If you haven’t been following the news out of Arizona (or Kansas) then all this might seem like it came out of left field (so to speak). I rarely take stands on polarizing issues, but I decided to write this to put one into perspective. If you support legislation that would deny rights to gay people, please reread this story, because it’s how you sound to me.

16 thoughts on “A Modest Proposed Bill”

  1. Oh, I think it was pretty clear from the disclaimer up front this wasn’t about left handed people Drew. But what a fantastically great way to make your point about the ridiculous proposals Arizona’s state legislators have made and the abuse such a law, if passed, would possibly create. Your example is fantastic and your style of writing utterly captivating. I could practically hear the sneer and sarcasm against the law as I read through.

    On a separate note: as my little one is left handed, you actually, inadvertently bought up a lot of issues for the future I need to be sensitive to which I’d never have thought of before – you know as a ‘normal’ right handed person! (Like when I get him to trim shrubs fro me once he’s old enough! Mwah haha!) So thanks for that too. I get practical advice, a brilliant metaphor and political commentary all in one post! 🙂

  2. Reblogged this on Jessica P. West and commented:
    If you support legislation that would deny rights to gay people, read this and understand this is how you sound to me. I’m not the only one who sees you this way.

  3. Oh my god! Best post you’ve written, perhaps ever. Hilarious, poignant, well-written, and concise. Drew. You’ve outdone yourself.

  4. This is hilarious to me for two reasons. First, because of your fantastic wit. Second, because – surprise! – I’m a lefty. (literally speaking. I’m not homosexual). You wouldn’t have known that from our Twitter connection, but one of your very own tweeps is clearly a heathen! And as you can imagine, I’ve got many fun anecdotes about being a lefty, but rather than getting into all that, I’ll simply state that I’ve learned to adjust my way of life to the Righty World. I use my phone, scissors, and many other things with my right hand. What’s also funny is the fact that I was born ambidextrous, and while in daycare at a very young age, I was told by one of the instructors that I had to “pick a hand.” I’d typically start writing/drawing/coloring with my left hand and move on to my right hand when the left got tired, so I chose my left hand to use permanently, unaware that the world was predominantly righty. Now I am a bit of an outcast, but I manage.

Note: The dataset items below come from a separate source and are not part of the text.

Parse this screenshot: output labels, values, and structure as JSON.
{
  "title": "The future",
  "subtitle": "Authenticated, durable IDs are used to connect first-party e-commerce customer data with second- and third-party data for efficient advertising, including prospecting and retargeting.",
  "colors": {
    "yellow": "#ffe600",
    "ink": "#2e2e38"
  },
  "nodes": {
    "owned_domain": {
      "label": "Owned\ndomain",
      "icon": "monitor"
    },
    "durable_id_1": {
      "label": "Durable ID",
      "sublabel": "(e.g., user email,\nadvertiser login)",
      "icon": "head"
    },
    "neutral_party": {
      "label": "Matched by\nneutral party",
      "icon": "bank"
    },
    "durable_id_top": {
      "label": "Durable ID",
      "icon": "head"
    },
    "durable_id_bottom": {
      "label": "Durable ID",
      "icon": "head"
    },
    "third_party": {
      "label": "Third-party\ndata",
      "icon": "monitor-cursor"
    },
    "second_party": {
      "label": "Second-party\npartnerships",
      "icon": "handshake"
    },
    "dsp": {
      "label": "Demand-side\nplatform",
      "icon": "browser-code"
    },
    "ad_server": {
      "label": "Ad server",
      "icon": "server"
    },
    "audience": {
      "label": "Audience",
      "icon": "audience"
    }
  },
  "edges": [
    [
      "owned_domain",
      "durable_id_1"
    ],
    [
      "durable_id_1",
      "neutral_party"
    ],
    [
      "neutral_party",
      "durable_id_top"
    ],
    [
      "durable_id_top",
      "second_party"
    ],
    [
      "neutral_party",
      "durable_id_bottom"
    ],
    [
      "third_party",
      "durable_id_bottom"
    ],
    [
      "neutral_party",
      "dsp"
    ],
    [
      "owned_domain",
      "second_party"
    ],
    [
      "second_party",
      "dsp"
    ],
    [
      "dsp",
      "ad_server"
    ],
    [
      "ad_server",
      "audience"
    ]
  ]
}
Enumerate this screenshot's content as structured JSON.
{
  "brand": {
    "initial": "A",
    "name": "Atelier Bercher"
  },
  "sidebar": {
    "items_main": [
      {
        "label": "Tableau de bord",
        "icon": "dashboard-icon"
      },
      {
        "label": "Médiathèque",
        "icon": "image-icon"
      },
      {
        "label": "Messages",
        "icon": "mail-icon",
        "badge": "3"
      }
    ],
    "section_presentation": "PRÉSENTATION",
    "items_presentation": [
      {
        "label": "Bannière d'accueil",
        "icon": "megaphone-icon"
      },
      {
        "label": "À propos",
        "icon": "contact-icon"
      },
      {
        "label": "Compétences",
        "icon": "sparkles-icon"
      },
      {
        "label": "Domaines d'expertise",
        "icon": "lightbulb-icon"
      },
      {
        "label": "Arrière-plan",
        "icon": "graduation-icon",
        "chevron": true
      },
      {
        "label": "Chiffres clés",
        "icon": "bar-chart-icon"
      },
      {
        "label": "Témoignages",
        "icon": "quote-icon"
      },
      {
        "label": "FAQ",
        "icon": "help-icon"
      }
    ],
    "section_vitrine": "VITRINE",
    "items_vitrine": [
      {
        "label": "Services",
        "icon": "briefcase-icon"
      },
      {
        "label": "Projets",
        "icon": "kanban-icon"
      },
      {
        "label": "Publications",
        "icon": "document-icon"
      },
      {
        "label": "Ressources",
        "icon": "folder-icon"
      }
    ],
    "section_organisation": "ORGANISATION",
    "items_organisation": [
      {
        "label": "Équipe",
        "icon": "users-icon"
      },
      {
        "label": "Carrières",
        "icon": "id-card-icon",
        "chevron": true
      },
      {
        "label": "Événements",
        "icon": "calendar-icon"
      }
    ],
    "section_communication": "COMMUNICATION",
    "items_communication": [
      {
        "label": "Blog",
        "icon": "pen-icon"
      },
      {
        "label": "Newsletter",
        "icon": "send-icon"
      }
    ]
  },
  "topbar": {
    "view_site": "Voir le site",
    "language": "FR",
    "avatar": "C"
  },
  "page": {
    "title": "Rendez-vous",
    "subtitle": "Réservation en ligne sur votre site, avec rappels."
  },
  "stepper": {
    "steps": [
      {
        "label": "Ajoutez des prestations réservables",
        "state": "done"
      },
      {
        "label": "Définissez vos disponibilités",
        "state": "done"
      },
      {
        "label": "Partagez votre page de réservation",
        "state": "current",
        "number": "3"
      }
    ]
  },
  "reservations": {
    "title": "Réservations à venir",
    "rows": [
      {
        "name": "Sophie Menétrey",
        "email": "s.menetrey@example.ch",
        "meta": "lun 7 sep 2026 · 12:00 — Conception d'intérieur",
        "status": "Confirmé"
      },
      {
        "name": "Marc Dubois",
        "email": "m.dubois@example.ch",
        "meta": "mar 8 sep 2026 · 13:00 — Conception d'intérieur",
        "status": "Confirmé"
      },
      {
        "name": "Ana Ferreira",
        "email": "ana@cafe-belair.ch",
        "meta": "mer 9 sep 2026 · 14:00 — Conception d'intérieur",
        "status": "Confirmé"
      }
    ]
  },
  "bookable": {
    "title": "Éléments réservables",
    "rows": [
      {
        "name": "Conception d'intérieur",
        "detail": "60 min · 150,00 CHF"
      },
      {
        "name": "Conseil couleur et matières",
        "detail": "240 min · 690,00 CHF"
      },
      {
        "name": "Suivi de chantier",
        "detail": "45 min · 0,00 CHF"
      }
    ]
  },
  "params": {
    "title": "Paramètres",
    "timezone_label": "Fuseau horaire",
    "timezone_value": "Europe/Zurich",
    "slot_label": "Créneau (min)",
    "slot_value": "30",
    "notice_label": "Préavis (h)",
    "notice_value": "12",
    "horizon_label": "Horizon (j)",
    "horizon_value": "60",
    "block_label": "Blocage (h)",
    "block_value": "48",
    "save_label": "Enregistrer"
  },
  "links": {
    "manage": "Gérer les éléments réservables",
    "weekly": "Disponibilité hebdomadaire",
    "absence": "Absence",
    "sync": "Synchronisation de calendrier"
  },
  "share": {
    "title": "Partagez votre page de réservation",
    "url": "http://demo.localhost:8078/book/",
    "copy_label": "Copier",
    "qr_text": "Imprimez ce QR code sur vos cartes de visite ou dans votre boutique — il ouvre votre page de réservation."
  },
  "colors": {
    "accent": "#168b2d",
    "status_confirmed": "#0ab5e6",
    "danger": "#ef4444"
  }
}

    1. My father’s a lefty too. He gave me several of the examples ideas I used here. I figured lefties might get a kick out of an extremist who was hyper-aware of their wicked ways. 😉

      1. absolutely haha I was recently told at work that I’m a “rare breed.” But I also completely agree with your stance on rights & such. I feel like we’re back to arguing the point that “All men [and women] are created equal.” It’s a point that shouldn’t have to be brought up so frequently, as it is self-evident.